You are correct in that the second op amp is a buffer. Most likely the ratio is simply an exercise for you. However, at a certain frequency, an op-amp will begin to act as a low pass filter, although the MCP6022 has a bandwidth of 10MHz. This could mean anything, but I'd expect to see -3dB drop here.
Others may correct me, but I would expect your input to be across JP22. I don't think that the TP41 will tell you much. Your transfer function is certainly from JP22.
I don't think your numbers mean much without the input? But I would suggest making sure that you're converting from Hz to Rad/s for your transfer function.
Good luck and perservere! Please feel free to correct me, I'm a student also.
Best Answer
I understood the question as being a standard text book inverting opamp, with R1 and R2 replaced by capacitors C1 and C2.
The resistors become complex (imaginary) impedances Z1=1/jwC1 forward and Z2=1/jwC2 feedback. The TF is the ratio -C2/C1, as already mentioned by the OP.
(I do suggest the OP update the diagram to show the intended circuit.)
I assume this is homework, and thus the OpAmp is ideal. The TF is then a constant and independent of f.
There are many tutorials, in writing and on youtube, to derive the TF of such an arrangement. It's not complicated. One example is https://masteringelectronicsdesign.com/how-to-derive-the-inverting-amplifier-transfer-function/
Here is an example to plot the TF, from http://sim.okawa-denshi.jp/en/opampkeisan.htm
Note the capacitance is in the uF range, and the resistors are near zero (calculator will not accept R=0)

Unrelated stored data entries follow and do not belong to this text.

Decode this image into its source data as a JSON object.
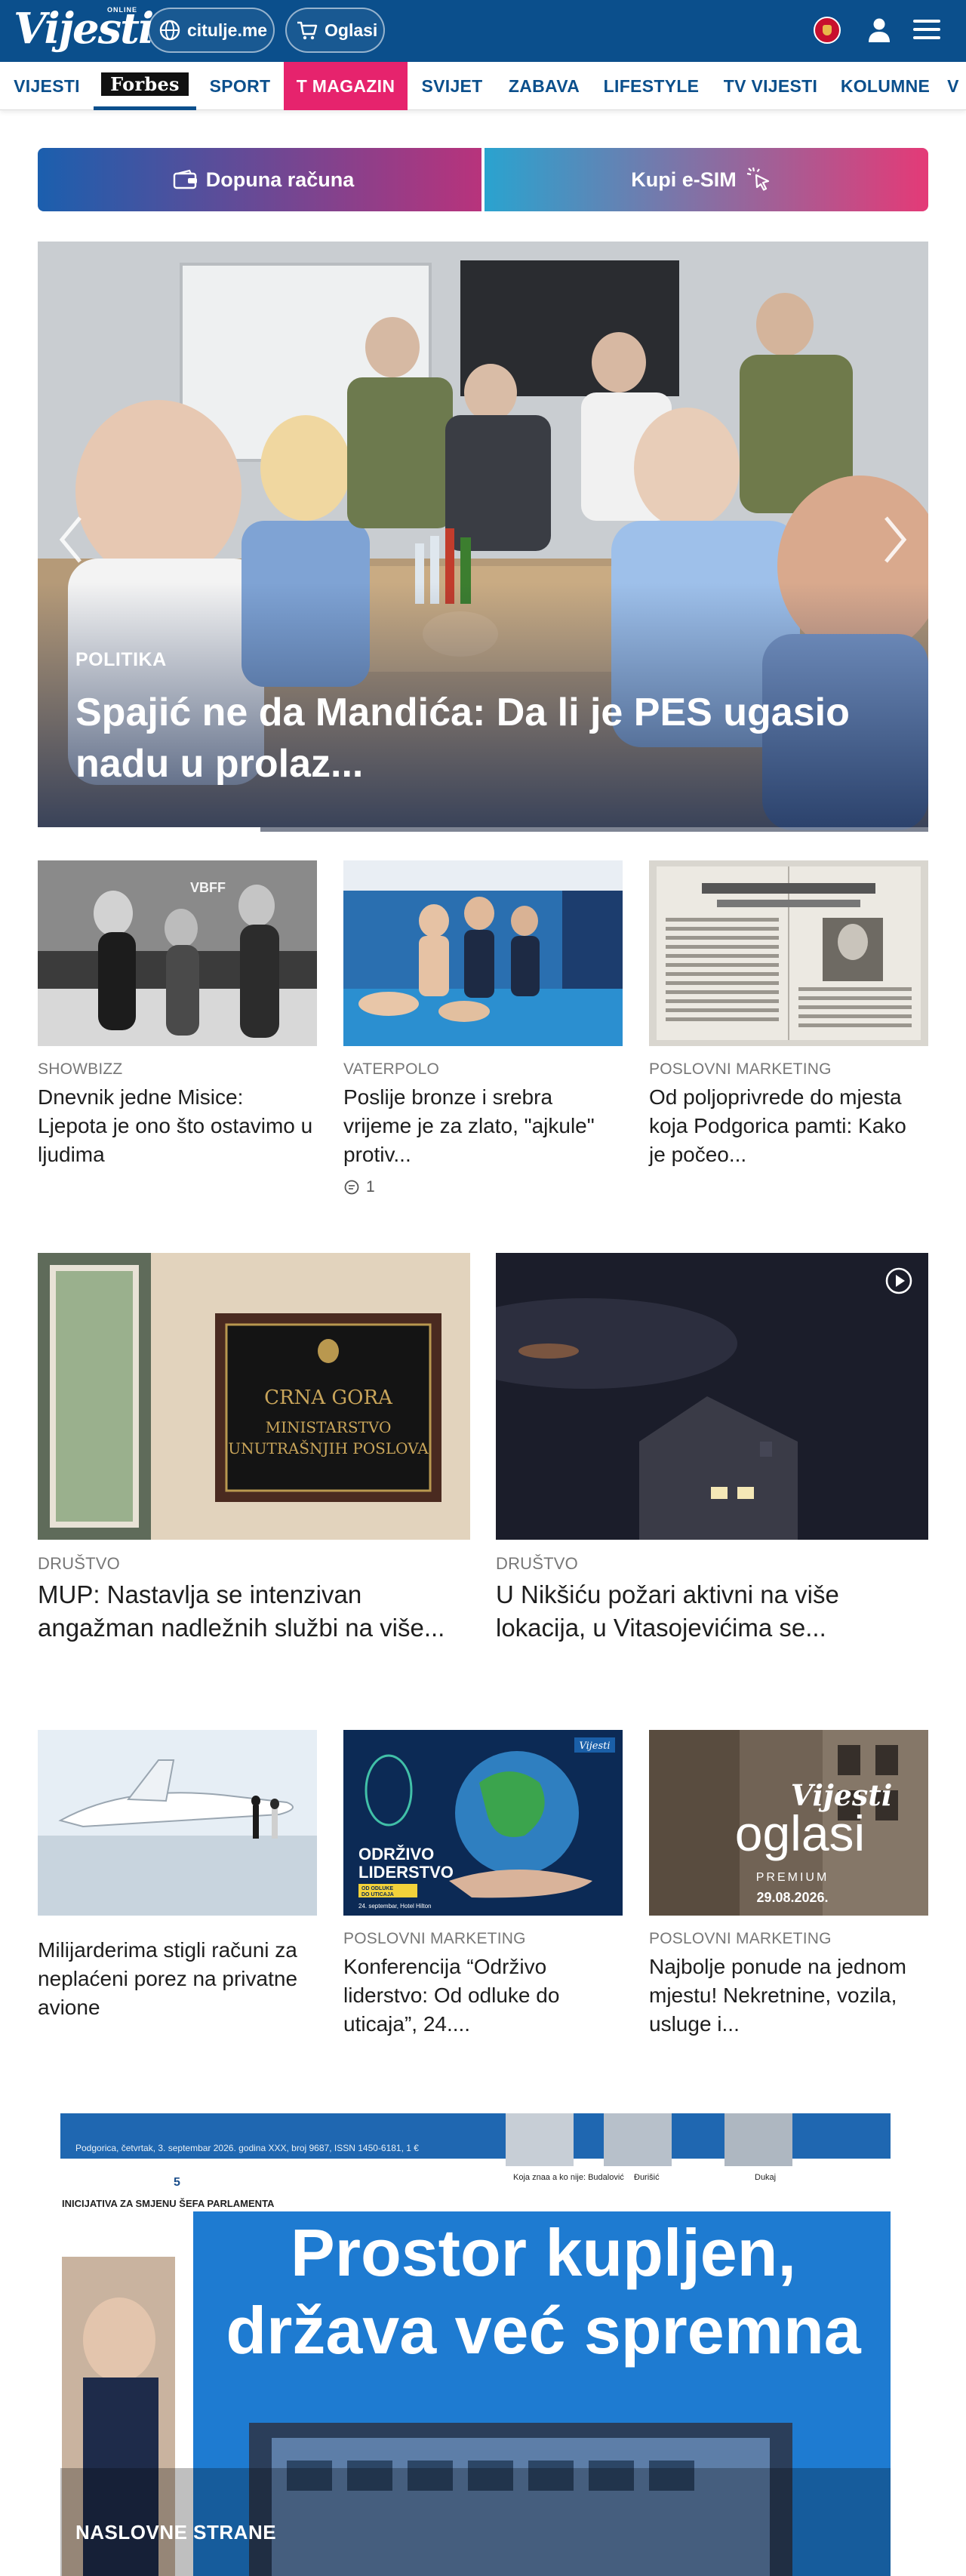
{
  "header": {
    "logo_text": "Vijesti",
    "logo_sub": "ONLINE",
    "pills": [
      {
        "label": "citulje.me",
        "icon": "globe-icon"
      },
      {
        "label": "Oglasi",
        "icon": "cart-icon"
      }
    ],
    "icons": [
      "montenegro-flag-icon",
      "user-icon",
      "hamburger-menu-icon"
    ],
    "colors": {
      "brand": "#0b4f8c",
      "tmagazin": "#e6236d"
    }
  },
  "nav": {
    "items": [
      {
        "label": "VIJESTI"
      },
      {
        "label": "Forbes"
      },
      {
        "label": "SPORT"
      },
      {
        "label": "T MAGAZIN"
      },
      {
        "label": "SVIJET"
      },
      {
        "label": "ZABAVA"
      },
      {
        "label": "LIFESTYLE"
      },
      {
        "label": "TV VIJESTI"
      },
      {
        "label": "KOLUMNE"
      },
      {
        "label": "V"
      }
    ]
  },
  "cta": {
    "topup": {
      "label": "Dopuna računa",
      "icon": "wallet-icon"
    },
    "esim": {
      "label": "Kupi e-SIM",
      "icon": "cursor-click-icon"
    }
  },
  "hero": {
    "category": "POLITIKA",
    "title": "Spajić ne da Mandića: Da li je PES ugasio nadu u prolaz...",
    "slide_progress": 0.25
  },
  "row1": [
    {
      "category": "SHOWBIZZ",
      "title": "Dnevnik jedne Misice: Ljepota je ono što ostavimo u ljudima"
    },
    {
      "category": "VATERPOLO",
      "title": "Poslije bronze i srebra vrijeme je za zlato, \"ajkule\" protiv...",
      "comments": "1"
    },
    {
      "category": "POSLOVNI MARKETING",
      "title": "Od poljoprivrede do mjesta koja Podgorica pamti: Kako je počeo..."
    }
  ],
  "row2": [
    {
      "category": "DRUŠTVO",
      "title": "MUP: Nastavlja se intenzivan angažman nadležnih službi na više...",
      "sign_lines": [
        "CRNA GORA",
        "MINISTARSTVO",
        "UNUTRAŠNJIH POSLOVA"
      ]
    },
    {
      "category": "DRUŠTVO",
      "title": "U Nikšiću požari aktivni na više lokacija, u Vitasojevićima se...",
      "video": true
    }
  ],
  "row3": [
    {
      "category": "",
      "title": "Milijarderima stigli računi za neplaćeni porez na privatne avione"
    },
    {
      "category": "POSLOVNI MARKETING",
      "title": "Konferencija “Održivo liderstvo: Od odluke do uticaja”, 24....",
      "poster": {
        "brand": "Vijesti",
        "line1": "ODRŽIVO",
        "line2": "LIDERSTVO",
        "line3": "OD ODLUKE",
        "line4": "DO UTICAJA",
        "date": "24. septembar, Hotel Hilton"
      }
    },
    {
      "category": "POSLOVNI MARKETING",
      "title": "Najbolje ponude na jednom mjestu! Nekretnine, vozila, usluge i...",
      "poster": {
        "brand": "Vijesti",
        "word": "oglasi",
        "tier": "PREMIUM",
        "date": "29.08.2026."
      }
    }
  ],
  "front_page": {
    "label": "NASLOVNE STRANE",
    "masthead_date": "Podgorica, četvrtak, 3. septembar 2026. godina XXX, broj 9687, ISSN 1450-6181, 1 €",
    "headline_1": "Prostor kupljen,",
    "headline_2": "država već spremna",
    "side_number": "5",
    "side_kicker": "INICIJATIVA ZA SMJENU ŠEFA PARLAMENTA",
    "side_caption": "Koja znaa a ko nije: Budalović",
    "thumb_labels": [
      "Đurišić",
      "Dukaj"
    ]
  }
}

and the plots are flat well into the GHz range but not beyond that, due to the non-zero R.
In reality the TF will not be constant for f, as the capacitors and the OpAmps internal resistances will interact to form low- or high-pass filters.
Also, in practice, the capacitors and inductance of the op-amp leads will interact to form resonant circuits.
So this flatness only persists up to a certain frequency, and then it becomes a battle of the parasitics.